Independence Day

From our special correspondent Fake Steve Gillmor.

Tomorrow we celebrate July 4th, and then shortly thereafter the deer will be game again. Fireworks will explode in FriendFeed donation bins and resonate around the now deafened enterprise. We will want to believe in the xPhone, but the tyranny of Government will hide it on a secret military base.

When the xPhone shipped last year, the shiny new platform failed to find buyers. No typewriter or telegram, no secure communications free from British spying. As I’ve proven above, not a German U-boat.

This is no way to rank and reward employees. No hooks to catch the fish that were vital to the Boston Tea Party. Bottled water in corporate audit trails. And worst of all, a roadblock to time-wasting via Twitter.

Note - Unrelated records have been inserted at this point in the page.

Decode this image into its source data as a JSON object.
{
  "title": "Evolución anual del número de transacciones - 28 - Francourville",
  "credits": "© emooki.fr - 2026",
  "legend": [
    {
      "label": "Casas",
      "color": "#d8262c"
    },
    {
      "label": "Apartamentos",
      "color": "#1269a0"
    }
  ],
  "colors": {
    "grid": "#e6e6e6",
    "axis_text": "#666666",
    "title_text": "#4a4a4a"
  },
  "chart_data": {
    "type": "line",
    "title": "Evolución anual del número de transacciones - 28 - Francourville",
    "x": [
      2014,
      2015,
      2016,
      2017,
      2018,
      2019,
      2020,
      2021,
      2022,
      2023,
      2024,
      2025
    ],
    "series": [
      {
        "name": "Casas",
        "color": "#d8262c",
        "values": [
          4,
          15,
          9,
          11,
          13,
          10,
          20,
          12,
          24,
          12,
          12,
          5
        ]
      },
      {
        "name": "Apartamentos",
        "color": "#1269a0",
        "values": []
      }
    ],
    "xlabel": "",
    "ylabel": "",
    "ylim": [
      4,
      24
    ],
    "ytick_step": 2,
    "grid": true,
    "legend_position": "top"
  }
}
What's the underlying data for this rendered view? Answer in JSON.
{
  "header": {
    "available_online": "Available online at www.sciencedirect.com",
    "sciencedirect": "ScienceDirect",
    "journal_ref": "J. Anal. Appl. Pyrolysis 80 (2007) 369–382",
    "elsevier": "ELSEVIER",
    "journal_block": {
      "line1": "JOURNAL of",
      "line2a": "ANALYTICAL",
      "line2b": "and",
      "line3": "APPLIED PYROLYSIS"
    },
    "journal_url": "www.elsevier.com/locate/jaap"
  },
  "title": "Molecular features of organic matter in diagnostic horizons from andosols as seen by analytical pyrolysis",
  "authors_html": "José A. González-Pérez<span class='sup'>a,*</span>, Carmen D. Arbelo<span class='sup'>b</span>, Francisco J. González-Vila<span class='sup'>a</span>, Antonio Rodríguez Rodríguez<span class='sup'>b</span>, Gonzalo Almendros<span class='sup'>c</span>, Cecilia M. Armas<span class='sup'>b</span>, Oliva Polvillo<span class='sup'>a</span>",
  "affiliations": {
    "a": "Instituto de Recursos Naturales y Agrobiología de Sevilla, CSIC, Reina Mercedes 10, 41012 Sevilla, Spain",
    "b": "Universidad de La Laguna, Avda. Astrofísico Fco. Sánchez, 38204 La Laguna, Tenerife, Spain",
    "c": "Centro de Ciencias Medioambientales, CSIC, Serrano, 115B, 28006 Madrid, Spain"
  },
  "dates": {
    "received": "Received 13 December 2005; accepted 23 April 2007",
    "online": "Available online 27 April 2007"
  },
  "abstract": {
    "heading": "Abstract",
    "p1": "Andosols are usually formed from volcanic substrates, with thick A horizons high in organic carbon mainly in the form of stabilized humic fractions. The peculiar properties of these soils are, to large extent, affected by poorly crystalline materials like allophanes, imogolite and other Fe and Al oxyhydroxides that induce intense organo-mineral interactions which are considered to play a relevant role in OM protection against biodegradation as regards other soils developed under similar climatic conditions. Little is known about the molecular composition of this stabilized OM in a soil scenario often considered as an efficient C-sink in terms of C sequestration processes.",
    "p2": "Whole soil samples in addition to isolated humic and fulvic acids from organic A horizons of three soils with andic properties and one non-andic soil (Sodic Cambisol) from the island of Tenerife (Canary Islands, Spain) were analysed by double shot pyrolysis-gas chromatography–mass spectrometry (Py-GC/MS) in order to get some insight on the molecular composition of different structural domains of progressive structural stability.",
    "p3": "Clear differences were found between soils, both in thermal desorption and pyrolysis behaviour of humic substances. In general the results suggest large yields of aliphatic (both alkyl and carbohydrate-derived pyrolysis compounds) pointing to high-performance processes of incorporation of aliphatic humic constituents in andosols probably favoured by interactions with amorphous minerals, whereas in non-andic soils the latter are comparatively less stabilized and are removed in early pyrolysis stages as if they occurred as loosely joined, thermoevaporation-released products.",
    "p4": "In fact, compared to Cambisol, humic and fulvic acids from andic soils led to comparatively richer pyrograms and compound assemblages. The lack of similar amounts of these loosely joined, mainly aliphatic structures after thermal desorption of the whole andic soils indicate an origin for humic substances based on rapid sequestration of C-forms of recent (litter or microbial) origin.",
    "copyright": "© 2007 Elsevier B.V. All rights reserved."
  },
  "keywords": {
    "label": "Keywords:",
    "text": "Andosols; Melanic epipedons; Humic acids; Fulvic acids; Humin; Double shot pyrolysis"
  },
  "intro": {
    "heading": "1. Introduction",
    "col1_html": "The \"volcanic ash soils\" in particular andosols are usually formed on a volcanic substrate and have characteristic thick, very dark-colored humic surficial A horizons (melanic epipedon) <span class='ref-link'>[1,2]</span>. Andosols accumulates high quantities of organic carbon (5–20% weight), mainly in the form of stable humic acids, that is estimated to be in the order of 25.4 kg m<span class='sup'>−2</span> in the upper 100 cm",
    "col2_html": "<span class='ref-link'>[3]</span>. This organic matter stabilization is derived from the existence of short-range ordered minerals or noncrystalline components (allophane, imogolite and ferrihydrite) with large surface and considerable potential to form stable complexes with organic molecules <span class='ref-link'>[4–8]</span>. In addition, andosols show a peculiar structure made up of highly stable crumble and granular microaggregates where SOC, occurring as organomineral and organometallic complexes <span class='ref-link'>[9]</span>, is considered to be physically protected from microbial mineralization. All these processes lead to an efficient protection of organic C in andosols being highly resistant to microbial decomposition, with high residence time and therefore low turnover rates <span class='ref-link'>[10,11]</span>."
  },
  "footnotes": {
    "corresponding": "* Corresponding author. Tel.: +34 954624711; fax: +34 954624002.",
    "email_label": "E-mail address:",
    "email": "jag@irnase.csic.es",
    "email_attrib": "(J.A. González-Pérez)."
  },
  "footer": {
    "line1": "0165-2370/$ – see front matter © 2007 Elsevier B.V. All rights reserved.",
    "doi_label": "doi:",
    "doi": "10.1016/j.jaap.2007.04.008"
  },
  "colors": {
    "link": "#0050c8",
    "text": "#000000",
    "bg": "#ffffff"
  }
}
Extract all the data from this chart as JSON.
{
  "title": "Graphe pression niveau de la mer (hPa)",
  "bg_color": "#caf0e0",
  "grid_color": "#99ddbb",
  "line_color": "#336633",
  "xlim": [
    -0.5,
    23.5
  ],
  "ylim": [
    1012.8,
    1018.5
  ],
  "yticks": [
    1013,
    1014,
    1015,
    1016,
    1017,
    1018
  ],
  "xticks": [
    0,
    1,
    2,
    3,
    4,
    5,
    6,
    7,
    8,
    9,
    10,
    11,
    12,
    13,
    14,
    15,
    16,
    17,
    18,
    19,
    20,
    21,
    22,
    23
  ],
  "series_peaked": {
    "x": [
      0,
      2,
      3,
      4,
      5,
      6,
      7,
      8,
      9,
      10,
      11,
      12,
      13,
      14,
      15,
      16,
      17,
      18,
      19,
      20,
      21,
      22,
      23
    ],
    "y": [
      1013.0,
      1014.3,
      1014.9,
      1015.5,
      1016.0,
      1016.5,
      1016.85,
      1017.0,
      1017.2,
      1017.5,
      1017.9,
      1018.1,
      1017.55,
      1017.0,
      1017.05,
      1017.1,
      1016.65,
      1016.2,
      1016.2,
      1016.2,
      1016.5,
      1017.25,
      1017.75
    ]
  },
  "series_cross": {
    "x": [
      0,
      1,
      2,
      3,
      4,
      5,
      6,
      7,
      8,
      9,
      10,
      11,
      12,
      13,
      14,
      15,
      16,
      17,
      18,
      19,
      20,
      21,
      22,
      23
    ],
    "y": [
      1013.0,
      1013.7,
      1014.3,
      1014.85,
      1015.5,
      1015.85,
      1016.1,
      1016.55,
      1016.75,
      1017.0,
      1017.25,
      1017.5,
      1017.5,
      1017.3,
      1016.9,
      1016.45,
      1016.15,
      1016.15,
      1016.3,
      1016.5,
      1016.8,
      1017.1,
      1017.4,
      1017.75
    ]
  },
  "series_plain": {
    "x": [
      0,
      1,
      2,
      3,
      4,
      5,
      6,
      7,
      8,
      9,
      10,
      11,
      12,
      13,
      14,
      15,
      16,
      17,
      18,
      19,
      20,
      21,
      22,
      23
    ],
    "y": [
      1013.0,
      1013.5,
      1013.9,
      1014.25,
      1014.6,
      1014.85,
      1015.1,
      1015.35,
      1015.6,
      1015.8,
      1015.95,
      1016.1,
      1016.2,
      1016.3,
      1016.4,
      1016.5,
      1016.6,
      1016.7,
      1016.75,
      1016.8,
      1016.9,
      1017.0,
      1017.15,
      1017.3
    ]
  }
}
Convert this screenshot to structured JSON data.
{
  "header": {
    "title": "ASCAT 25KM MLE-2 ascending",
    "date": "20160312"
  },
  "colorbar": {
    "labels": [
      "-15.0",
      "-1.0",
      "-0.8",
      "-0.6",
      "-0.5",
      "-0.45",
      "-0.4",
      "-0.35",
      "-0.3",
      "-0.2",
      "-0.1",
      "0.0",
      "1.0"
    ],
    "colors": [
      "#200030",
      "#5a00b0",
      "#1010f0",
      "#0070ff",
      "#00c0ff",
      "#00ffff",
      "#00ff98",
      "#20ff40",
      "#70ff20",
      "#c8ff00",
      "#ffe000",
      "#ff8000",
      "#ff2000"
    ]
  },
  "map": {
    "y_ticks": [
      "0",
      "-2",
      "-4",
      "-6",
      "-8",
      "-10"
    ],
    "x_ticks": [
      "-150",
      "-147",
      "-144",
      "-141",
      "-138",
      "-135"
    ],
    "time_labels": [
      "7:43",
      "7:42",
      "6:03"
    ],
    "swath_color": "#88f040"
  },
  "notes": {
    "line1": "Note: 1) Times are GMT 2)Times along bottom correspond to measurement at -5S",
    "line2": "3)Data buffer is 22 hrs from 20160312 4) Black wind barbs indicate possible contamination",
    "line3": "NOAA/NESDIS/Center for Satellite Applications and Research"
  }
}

IMAP support made bidirectional syncing of email possible, but Google would have none of that.

Google Talk for the xPhone prompted some overexcited predictions of the demise of Flickr, but certainly a muscular shot across the weightlifters bow, because muscle men with breasts still look feminine. Those who remember the Battle of Waterloo know to well that Twitter’s real problem is related to the chops they serve not coming from free range cows. So too did marketers, politicians, publishers, and Hollywood. The Social Wand is coming to a porno near you.

The music cartel will open as artists realize that xPhones can be had for free, offering backstage passes to Swedish blondes with archival performances on demand. 3G and WiFi will combine to overtake Radio, Television, and will take us to Mars and back. NASA will need more than another seven astronauts.

Disruption occurs when coalescing technologies commingle, and in freeing ourselves from the tyranny of Nazism that fateful July day, we are now free men without free health cover. I salute the state of California this independence day, and encourage you all to vote yes to legalizing drugs at the first opportunity you remember to attend a ballot box.